David lauds AFP’s ads criticizing the Affordable Care Act, glowing that “these ads are very well done” and that the campaign is “really quite informative and… quite true.” PolitiFact would beg to differ with David’s assessment of AFP’s anti-ACA ads, having rated the claims in several of these spots to be false. What’s more, David specifically praises the ads’ demonstration of “real people who have real medical problems,” yet the ads in Alaska, Louisiana and Colorado all used paid actors.

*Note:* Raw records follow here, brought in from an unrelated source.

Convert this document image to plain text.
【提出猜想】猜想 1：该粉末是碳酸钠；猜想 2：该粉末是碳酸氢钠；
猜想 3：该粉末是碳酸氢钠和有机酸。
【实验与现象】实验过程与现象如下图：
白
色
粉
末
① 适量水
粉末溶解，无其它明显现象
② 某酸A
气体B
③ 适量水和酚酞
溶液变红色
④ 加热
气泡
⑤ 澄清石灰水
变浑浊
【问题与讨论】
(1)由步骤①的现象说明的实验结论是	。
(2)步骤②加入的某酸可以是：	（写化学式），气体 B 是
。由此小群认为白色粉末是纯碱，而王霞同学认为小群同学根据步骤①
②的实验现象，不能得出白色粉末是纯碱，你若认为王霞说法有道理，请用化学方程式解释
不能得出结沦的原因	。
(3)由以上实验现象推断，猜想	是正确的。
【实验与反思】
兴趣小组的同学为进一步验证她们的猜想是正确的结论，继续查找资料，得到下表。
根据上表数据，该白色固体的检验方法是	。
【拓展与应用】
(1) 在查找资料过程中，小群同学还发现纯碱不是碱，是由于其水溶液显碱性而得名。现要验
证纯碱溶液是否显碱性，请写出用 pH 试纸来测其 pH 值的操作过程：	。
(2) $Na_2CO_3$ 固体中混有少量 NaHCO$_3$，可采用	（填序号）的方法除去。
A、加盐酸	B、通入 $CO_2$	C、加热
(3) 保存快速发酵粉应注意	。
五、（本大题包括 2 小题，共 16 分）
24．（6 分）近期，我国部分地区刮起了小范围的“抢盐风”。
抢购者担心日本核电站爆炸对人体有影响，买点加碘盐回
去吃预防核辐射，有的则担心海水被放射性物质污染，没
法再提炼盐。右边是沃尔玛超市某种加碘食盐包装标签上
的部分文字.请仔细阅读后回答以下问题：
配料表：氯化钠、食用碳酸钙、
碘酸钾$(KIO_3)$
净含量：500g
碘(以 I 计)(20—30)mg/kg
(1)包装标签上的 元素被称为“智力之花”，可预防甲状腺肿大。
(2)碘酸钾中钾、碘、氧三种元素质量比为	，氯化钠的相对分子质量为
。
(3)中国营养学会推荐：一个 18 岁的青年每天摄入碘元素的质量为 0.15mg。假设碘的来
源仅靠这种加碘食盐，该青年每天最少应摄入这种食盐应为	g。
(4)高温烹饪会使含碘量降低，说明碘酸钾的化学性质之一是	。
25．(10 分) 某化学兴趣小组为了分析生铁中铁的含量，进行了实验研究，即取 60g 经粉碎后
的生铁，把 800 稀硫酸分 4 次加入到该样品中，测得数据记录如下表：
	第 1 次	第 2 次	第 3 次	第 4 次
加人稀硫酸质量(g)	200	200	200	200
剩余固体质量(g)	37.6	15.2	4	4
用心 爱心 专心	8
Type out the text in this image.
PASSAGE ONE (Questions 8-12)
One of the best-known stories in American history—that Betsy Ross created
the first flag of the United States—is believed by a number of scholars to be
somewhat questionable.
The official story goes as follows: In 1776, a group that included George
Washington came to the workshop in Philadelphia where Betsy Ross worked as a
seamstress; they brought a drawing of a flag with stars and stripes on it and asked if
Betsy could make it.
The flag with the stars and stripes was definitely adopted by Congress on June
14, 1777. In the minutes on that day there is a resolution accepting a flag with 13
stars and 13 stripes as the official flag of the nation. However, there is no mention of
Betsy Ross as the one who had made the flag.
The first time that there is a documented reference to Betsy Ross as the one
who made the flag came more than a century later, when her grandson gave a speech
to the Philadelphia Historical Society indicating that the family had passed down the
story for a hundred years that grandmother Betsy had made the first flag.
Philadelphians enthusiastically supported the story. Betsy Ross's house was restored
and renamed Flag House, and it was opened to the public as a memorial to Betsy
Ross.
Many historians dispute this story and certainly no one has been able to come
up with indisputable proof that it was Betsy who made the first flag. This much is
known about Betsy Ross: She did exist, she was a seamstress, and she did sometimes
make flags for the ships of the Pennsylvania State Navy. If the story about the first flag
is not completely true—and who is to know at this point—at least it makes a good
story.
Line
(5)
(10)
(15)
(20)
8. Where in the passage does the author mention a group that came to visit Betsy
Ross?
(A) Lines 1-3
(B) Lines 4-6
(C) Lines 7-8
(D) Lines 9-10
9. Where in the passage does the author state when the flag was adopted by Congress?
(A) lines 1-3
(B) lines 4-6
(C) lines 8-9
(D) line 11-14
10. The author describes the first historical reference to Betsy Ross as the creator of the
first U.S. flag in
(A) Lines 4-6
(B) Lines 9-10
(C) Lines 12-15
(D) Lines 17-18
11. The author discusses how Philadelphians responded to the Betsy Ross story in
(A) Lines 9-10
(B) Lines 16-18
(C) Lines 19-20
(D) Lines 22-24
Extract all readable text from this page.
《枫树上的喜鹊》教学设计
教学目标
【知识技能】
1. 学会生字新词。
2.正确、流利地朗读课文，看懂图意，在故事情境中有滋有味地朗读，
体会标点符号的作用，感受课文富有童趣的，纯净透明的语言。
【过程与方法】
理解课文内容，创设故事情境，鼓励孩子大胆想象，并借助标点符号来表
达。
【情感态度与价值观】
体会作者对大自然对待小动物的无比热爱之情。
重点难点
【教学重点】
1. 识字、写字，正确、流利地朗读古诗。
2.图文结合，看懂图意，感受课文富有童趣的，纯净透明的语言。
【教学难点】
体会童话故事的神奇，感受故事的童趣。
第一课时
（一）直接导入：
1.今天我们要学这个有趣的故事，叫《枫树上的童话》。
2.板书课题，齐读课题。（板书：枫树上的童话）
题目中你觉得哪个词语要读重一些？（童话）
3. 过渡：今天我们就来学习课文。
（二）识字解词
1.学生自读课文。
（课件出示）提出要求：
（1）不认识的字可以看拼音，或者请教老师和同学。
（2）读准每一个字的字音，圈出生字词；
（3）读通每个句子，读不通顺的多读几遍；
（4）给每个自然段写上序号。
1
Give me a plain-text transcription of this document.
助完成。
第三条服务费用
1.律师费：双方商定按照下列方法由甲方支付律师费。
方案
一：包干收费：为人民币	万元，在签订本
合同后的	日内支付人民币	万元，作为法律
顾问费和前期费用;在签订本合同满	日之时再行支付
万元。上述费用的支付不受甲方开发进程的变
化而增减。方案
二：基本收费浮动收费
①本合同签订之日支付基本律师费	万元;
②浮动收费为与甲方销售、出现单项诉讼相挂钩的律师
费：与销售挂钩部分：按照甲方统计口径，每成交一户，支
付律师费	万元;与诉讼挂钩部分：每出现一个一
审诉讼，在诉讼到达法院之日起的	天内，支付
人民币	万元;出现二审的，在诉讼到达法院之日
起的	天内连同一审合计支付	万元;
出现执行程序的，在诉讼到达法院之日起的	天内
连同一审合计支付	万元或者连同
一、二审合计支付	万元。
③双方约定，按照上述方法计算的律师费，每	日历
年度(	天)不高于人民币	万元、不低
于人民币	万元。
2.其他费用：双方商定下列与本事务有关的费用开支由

The gravity of his comments — and the false ads themselves — is underscored by a report today from the Sunlight Foundation that AFP and other Koch-affiliated groups have already bought airtime for their ads on over 100 TV stations nationwide. With AFP alone planning to spend $125 million influencing this fall’s mid-term elections, TV viewers across the country can expect a deluge of Koch-backed misinformation over the next few months.
David Koch’s characterization of AFP’s lies as “quite true” has us wondering — when you lie about a lie, does that make you a meta-liar, or just pants on fire?